Mechanically, I know it's hardly a strong feat, but I'm not looking for the number crunch with this particular choice. The reasons I want it are simple: This character was built mostly around being the face of the party, as well as overall playing upon the social aspects of the game world (prancing around with nobles, working things out with merchants, fighting off bards in a verbal duel to keep our reputation up, etc.) It gives me something to look forward to in the future as I work towards my character's goals. It's a good carrot for character development in my mind, I find it fits my character choice and it was a feat which appealed to and tickled my fancy.

According to my Gamemaster, once I complete this goal and the feat evolves to it's full potential, I can then swap it out for a new story feat while keeping the benefits of the old one- to be honest, a never ending plot hook which grows sounds kind of neat to me.

Sure, there are other more crunchy feats out there, but this one has a certain charm to it I couldn't resist.


Well if a noble dies heir-less, usually the monarch either absorbs the noble's estate into their own or appoints a new noble. Also children born to a married woman are legally the children of the husband and entitled to inherit until the husband disowns the children, even if the husband is not the actual father. Given the history it is even possible that the husband is the father in a certain biological sense, if the peri used the husband's seed infused with his heavenly essence to quicken the mother's womb, and interesting take on Johny has two fathers.

I think it would be better to have the noble die without an heir by the affair and have had the monarch incorrectly escheat the title believing there was no heir.


Ipslore the Red wrote:
It's equivalent to a +2 to Charisma and Wisdom, and it's flavorful. He's not required to go full-out munchkin.

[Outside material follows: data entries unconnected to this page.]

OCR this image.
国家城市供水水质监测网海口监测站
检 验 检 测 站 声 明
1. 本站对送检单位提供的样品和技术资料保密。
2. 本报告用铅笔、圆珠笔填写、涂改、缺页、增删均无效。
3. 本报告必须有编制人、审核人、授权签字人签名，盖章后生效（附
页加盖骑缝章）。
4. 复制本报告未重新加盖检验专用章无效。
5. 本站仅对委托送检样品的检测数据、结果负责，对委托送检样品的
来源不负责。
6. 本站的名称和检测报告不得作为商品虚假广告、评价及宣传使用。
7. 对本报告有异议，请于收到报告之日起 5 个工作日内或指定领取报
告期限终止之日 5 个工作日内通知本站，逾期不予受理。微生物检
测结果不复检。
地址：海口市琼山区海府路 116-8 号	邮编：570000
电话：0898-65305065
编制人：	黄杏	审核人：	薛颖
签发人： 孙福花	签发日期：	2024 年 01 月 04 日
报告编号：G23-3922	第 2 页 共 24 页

Arguing that a purely mechanical benefit is flavorful is silly. There's no flavor to this one--it's a bonus to stats with no explanation. The fact that you get this disassociated bonus because of a story accomplishment does not make the bonus itself flavorful.

It's not "full munchkin" to judge my purely mechanical mechanics (feats) based on which one is more mechanically beneficial. The story feats are, to the last, terrible values. None of them are worth a feat, not even when the story is accomplished.

It would be my suggestion that if a GM wanted to use them, that there be a "story feat" slot for each character, because expecting someone to take one of these over real feats is asking for your characters to be weaker.

The way Pennor explained it, that he can keep taking additional story feats in the feat slot, might mean it is eventually worth a slot, so that's better.

And it's nowhere near as useful as Charisma or Wisdom because it doesn't add to spells per day, spell DCs, or Will Saves, which are the real draw of those attributes.